You can configure the Postfix mail server as a substitute for sendmail. The configuration files are stored in the /etc/postfix directory. The main configuration file, main.cf, is somewhat simpler than sendmail.cf, as it includes over 600 lines. Back up this file and open it in a text editor. There are several things that you should configure in this file to get it working-and limit access to your system and network:
Activate and modify the following myhostname directive to point to the name of your computer:
#myhostname = host.domain.tld
Activate and modify the following mydomain directive to reflect the domain name or IP network address of your system (if you substitute your IP network address, use the same format as illustrated for the sendmail.mc file):
#mydomain = domain.tld
Activate and modify the following myorigin directive, assuming you've activated the aforementioned myhostname directive.
#myorigin = $mydomain
The following two commands set Postfix to listen to only the local computer.
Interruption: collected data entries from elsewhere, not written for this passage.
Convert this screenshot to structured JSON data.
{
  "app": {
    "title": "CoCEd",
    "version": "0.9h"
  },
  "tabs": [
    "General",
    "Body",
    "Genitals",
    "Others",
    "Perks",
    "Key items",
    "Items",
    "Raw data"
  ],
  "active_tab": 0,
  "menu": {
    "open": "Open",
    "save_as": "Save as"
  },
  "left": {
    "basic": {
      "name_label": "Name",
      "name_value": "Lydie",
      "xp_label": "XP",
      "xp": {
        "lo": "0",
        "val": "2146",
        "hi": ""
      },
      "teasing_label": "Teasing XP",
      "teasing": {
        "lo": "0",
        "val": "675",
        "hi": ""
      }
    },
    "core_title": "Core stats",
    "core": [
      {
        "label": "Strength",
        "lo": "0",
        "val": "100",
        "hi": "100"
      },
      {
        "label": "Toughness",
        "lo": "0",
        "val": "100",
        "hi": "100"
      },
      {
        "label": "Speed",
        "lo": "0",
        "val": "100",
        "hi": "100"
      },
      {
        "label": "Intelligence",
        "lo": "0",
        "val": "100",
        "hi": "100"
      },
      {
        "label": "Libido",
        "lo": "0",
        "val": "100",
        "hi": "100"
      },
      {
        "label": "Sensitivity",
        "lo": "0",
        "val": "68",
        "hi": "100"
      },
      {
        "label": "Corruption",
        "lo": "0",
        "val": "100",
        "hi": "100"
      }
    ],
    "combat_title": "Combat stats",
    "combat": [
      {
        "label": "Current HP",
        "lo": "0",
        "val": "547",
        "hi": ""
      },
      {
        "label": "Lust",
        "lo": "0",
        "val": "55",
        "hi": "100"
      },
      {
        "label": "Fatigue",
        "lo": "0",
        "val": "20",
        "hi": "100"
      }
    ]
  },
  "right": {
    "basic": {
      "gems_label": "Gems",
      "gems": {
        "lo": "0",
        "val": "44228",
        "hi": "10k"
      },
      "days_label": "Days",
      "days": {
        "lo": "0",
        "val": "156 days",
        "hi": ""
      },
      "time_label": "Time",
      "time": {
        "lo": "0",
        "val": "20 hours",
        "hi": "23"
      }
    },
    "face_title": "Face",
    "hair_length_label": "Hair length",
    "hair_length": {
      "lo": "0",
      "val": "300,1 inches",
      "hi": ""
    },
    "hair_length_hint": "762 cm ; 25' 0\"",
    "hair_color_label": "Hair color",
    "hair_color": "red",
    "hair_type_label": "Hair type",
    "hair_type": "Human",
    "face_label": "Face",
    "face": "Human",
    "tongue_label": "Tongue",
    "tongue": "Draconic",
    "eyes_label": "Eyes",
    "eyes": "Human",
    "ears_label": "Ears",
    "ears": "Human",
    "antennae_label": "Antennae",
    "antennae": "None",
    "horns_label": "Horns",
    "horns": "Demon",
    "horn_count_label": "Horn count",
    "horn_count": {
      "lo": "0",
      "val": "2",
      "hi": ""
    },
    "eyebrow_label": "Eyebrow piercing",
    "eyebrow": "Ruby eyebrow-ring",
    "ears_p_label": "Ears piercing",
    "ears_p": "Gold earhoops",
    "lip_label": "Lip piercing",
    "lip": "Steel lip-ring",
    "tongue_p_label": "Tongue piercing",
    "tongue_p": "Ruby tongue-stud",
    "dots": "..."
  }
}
Activate and deactivate the following commands to remove that limitation:
#inet_interfaces = all inet_interfaces = localhost
Activate and modify the following mynetworks command to point to the IP network address that you want to serve.
#mynetworks = 220.127.116.11/28, 127.0.0.0/8
Now start or restart Postfix to make sure it reads your new /etc/postfix/main.cf configuration file:
# chkconfig postfix on # service postfix restart
Your Postfix service should now be up and running and ready to accept mail from any (valid) source, as specified by the preceding directives.